C2SM/pyvis

AxesGrid toolkit introduced ImageGrid

AnnikaLau opened this issue · 3 comments

Use ImageGrid directly in Bonus exercise of ex_2_3_colorbars.

ImageGrid uses the AxesDivider class (what is currently used in the exercise).
I assume this can be updated.

ImageGrid seems to be able to span more than one axes (contrary to what is written in the exercise)

The same is used in ex2_6_subplots (error in bonus exercise)

Ok, the difficult part is to define the axes.

This is the example in ex_2_3_colorbars

import cartopy.crs as ccrs
import matplotlib.pyplot as plt
import mplotutils as mpu
from mpl_toolkits.axes_grid1 import make_axes_locatable

# create sample data
lon, lat, data = mpu.sample_data_map(90, 48)
# ====

f, ax = plt.subplots(subplot_kw=dict(projection=ccrs.Orthographic(central_latitude=45)))
ax.coastlines()

h = ax.pcolormesh(lon, lat, data, transform=ccrs.PlateCarree())

# =======
# add colorbar

# create axes that has the right size
divider = make_axes_locatable(ax)
cbax = divider.append_axes("bottom", size="6.5%", pad=0.1, axes_class=plt.Axes)

# create colorbar in this axes
cbar = plt.colorbar(h, cax=cbax, orientation="horizontal", extend="both")

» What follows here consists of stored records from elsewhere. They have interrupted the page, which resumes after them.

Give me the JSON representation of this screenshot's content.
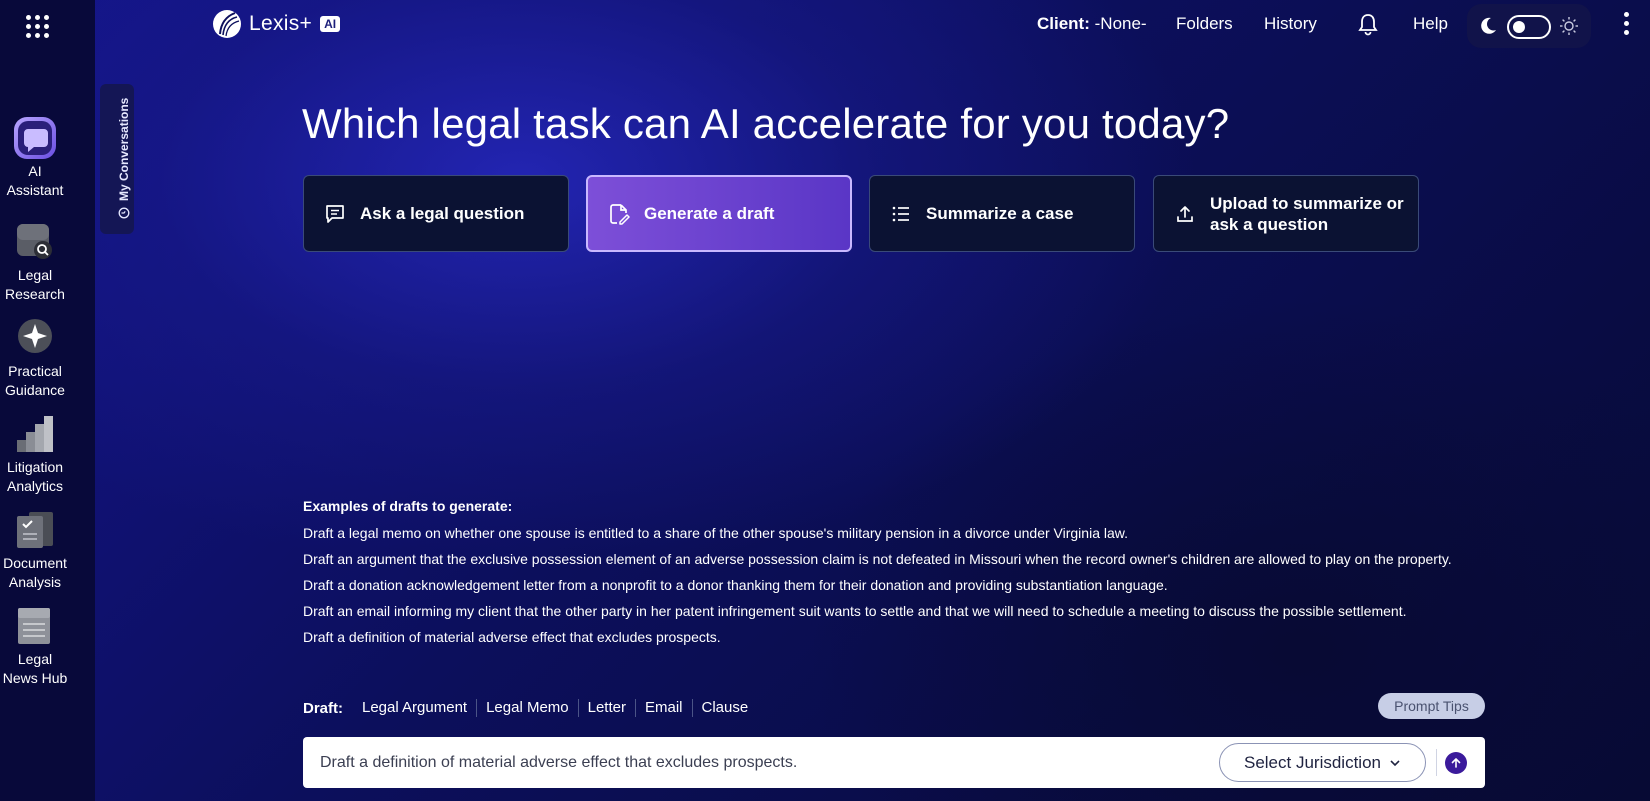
{
  "colors": {
    "sidebar_bg": "#08093a",
    "accent_purple": "#6b43d0",
    "card_bg": "#0b1233"
  },
  "sidebar": {
    "menu_icon": "grid-icon",
    "items": [
      {
        "line1": "AI",
        "line2": "Assistant",
        "icon": "ai-assistant-icon"
      },
      {
        "line1": "Legal",
        "line2": "Research",
        "icon": "legal-research-icon"
      },
      {
        "line1": "Practical",
        "line2": "Guidance",
        "icon": "practical-guidance-icon"
      },
      {
        "line1": "Litigation",
        "line2": "Analytics",
        "icon": "litigation-analytics-icon"
      },
      {
        "line1": "Document",
        "line2": "Analysis",
        "icon": "document-analysis-icon"
      },
      {
        "line1": "Legal",
        "line2": "News Hub",
        "icon": "legal-news-hub-icon"
      }
    ],
    "conversations_tab": "My Conversations"
  },
  "header": {
    "logo_text": "Lexis+",
    "logo_badge": "AI",
    "client_label": "Client:",
    "client_value": "-None-",
    "folders": "Folders",
    "history": "History",
    "help": "Help",
    "theme": "dark"
  },
  "main": {
    "headline": "Which legal task can AI accelerate for you today?",
    "tasks": [
      {
        "label": "Ask a legal question",
        "icon": "chat-icon",
        "active": false
      },
      {
        "label": "Generate a draft",
        "icon": "draft-icon",
        "active": true
      },
      {
        "label": "Summarize a case",
        "icon": "list-icon",
        "active": false
      },
      {
        "label": "Upload to summarize or ask a question",
        "icon": "upload-icon",
        "active": false
      }
    ],
    "examples_title": "Examples of drafts to generate:",
    "examples": [
      "Draft a legal memo on whether one spouse is entitled to a share of the other spouse's military pension in a divorce under Virginia law.",
      "Draft an argument that the exclusive possession element of an adverse possession claim is not defeated in Missouri when the record owner's children are allowed to play on the property.",
      "Draft a donation acknowledgement letter from a nonprofit to a donor thanking them for their donation and providing substantiation language.",
      "Draft an email informing my client that the other party in her patent infringement suit wants to settle and that we will need to schedule a meeting to discuss the possible settlement.",
      "Draft a definition of material adverse effect that excludes prospects."
    ],
    "draft_label": "Draft:",
    "draft_types": [
      "Legal Argument",
      "Legal Memo",
      "Letter",
      "Email",
      "Clause"
    ],
    "prompt_tips": "Prompt Tips",
    "prompt_value": "Draft a definition of material adverse effect that excludes prospects.",
    "jurisdiction": "Select Jurisdiction"
  }
}
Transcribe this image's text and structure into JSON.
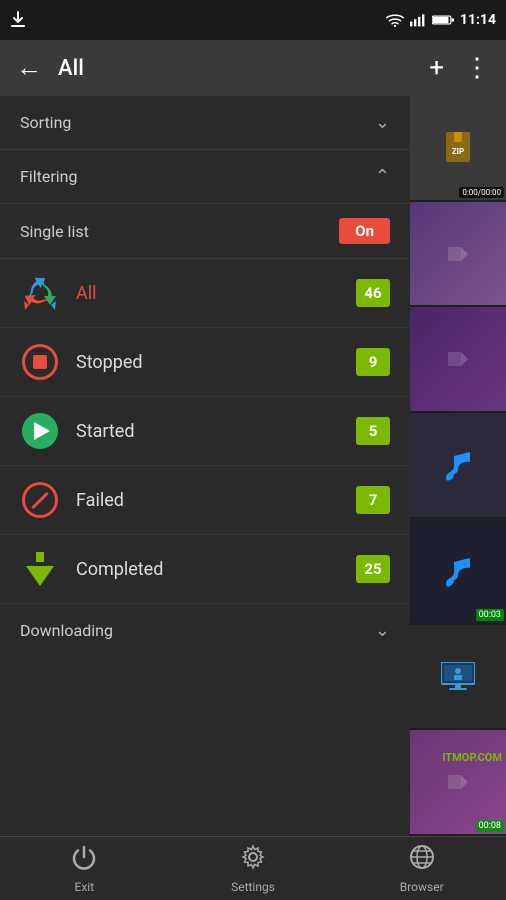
{
  "statusBar": {
    "time": "11:14",
    "icons": [
      "download-icon",
      "wifi-icon",
      "signal-icon",
      "battery-icon"
    ]
  },
  "toolbar": {
    "backLabel": "←",
    "title": "All",
    "addLabel": "+",
    "menuLabel": "⋮"
  },
  "sorting": {
    "label": "Sorting",
    "expanded": false
  },
  "filtering": {
    "label": "Filtering",
    "expanded": true
  },
  "singleList": {
    "label": "Single list",
    "value": "On"
  },
  "filterItems": [
    {
      "id": "all",
      "label": "All",
      "count": 46,
      "iconType": "recycle"
    },
    {
      "id": "stopped",
      "label": "Stopped",
      "count": 9,
      "iconType": "stop"
    },
    {
      "id": "started",
      "label": "Started",
      "count": 5,
      "iconType": "play"
    },
    {
      "id": "failed",
      "label": "Failed",
      "count": 7,
      "iconType": "failed"
    },
    {
      "id": "completed",
      "label": "Completed",
      "count": 25,
      "iconType": "completed"
    }
  ],
  "downloading": {
    "label": "Downloading"
  },
  "bottomNav": [
    {
      "id": "exit",
      "label": "Exit",
      "icon": "power-icon"
    },
    {
      "id": "settings",
      "label": "Settings",
      "icon": "gear-icon"
    },
    {
      "id": "browser",
      "label": "Browser",
      "icon": "globe-icon"
    }
  ],
  "thumbnails": [
    {
      "type": "zip",
      "timeLabel": "0:00/00:00"
    },
    {
      "type": "video"
    },
    {
      "type": "video"
    },
    {
      "type": "music"
    },
    {
      "type": "music",
      "timeLabel": "00:03"
    },
    {
      "type": "monitor"
    },
    {
      "type": "video",
      "timeLabel": "00:08"
    }
  ],
  "watermark": "ITMOP.COM"
}
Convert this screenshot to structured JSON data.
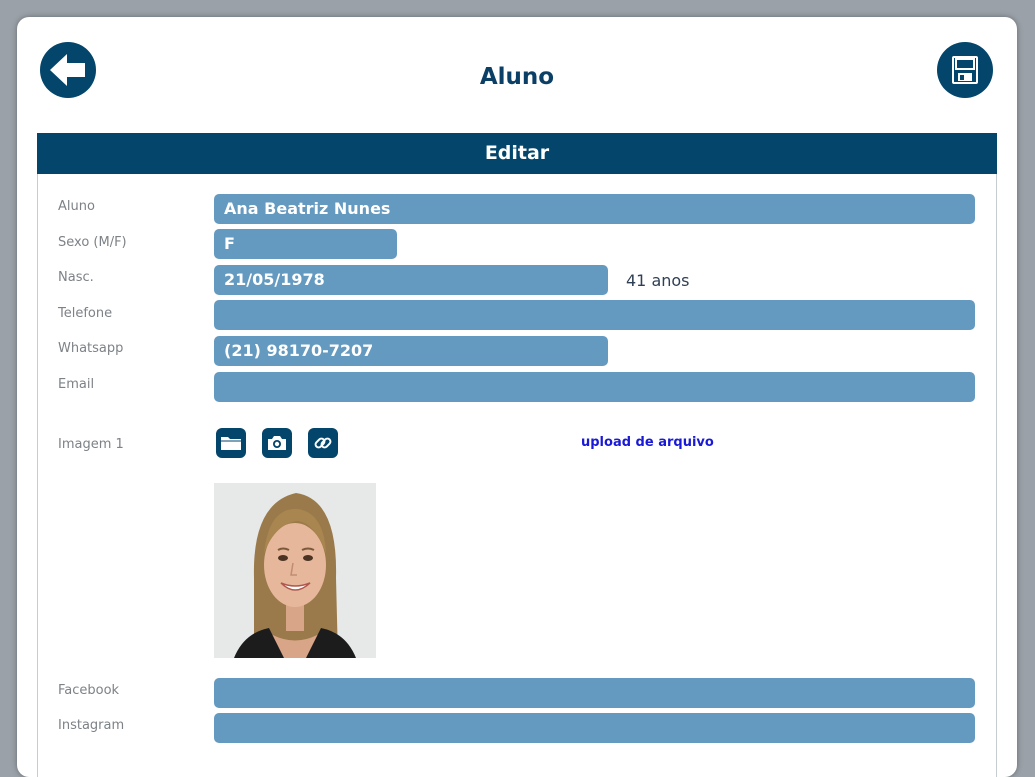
{
  "header": {
    "title": "Aluno",
    "back_icon": "arrow-left-icon",
    "save_icon": "floppy-disk-icon"
  },
  "section": {
    "title": "Editar"
  },
  "form": {
    "aluno": {
      "label": "Aluno",
      "value": "Ana Beatriz Nunes"
    },
    "sexo": {
      "label": "Sexo (M/F)",
      "value": "F"
    },
    "nasc": {
      "label": "Nasc.",
      "value": "21/05/1978",
      "age": "41 anos"
    },
    "telefone": {
      "label": "Telefone",
      "value": ""
    },
    "whatsapp": {
      "label": "Whatsapp",
      "value": "(21) 98170-7207"
    },
    "email": {
      "label": "Email",
      "value": ""
    },
    "imagem": {
      "label": "Imagem 1",
      "icons": [
        "folder-icon",
        "camera-icon",
        "link-icon"
      ],
      "upload_text": "upload de arquivo"
    },
    "facebook": {
      "label": "Facebook",
      "value": ""
    },
    "instagram": {
      "label": "Instagram",
      "value": ""
    }
  },
  "colors": {
    "primary": "#03456b",
    "input_bg": "#6499c0",
    "link": "#1a1ad6"
  }
}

This creates the same figure using ImageGrid:

import functools

import cartopy
import cartopy.crs as ccrs
import matplotlib.pyplot as plt
import mplotutils as mpu
from mpl_toolkits.axes_grid1 import ImageGrid

lon, lat, data = mpu.sample_data_map(90, 48)

# EITHER a class, kwargs tuple
axes_class = (cartopy.mpl.geoaxes.GeoAxes, {"projection": ccrs.Orthographic(central_latitude=45)})

# OR using partial to bind the projection
axes_class=functools.partial(
        cartopy.mpl.geoaxes.GeoAxes, projection=ccrs.Orthographic(central_latitude=45)
)


fig = plt.figure()  # figsize=(4., 4.))
grid = ImageGrid(
    fig,
    111,  # similar to subplot(111)
    nrows_ncols=(1, 1),  # creates 1x1 grid of Axes
    cbar_mode="single",
    cbar_size="6.5%",
    cbar_pad=0.1,
    cbar_location="bottom",
    axes_class=axes_class,
)

ax = grid.axes_all[0]

ax.coastlines()
h = ax.pcolormesh(lon, lat, data, transform=ccrs.PlateCarree())


cbax = grid.cbar_axes[0]
cbax.colorbar(h, extend="both")

I had a quick look. When only adding a colorbar make_axes_locatable is simpler, but going for several subplots ImageGrid is worthwhile... Not sure yet if I actually want to remove it.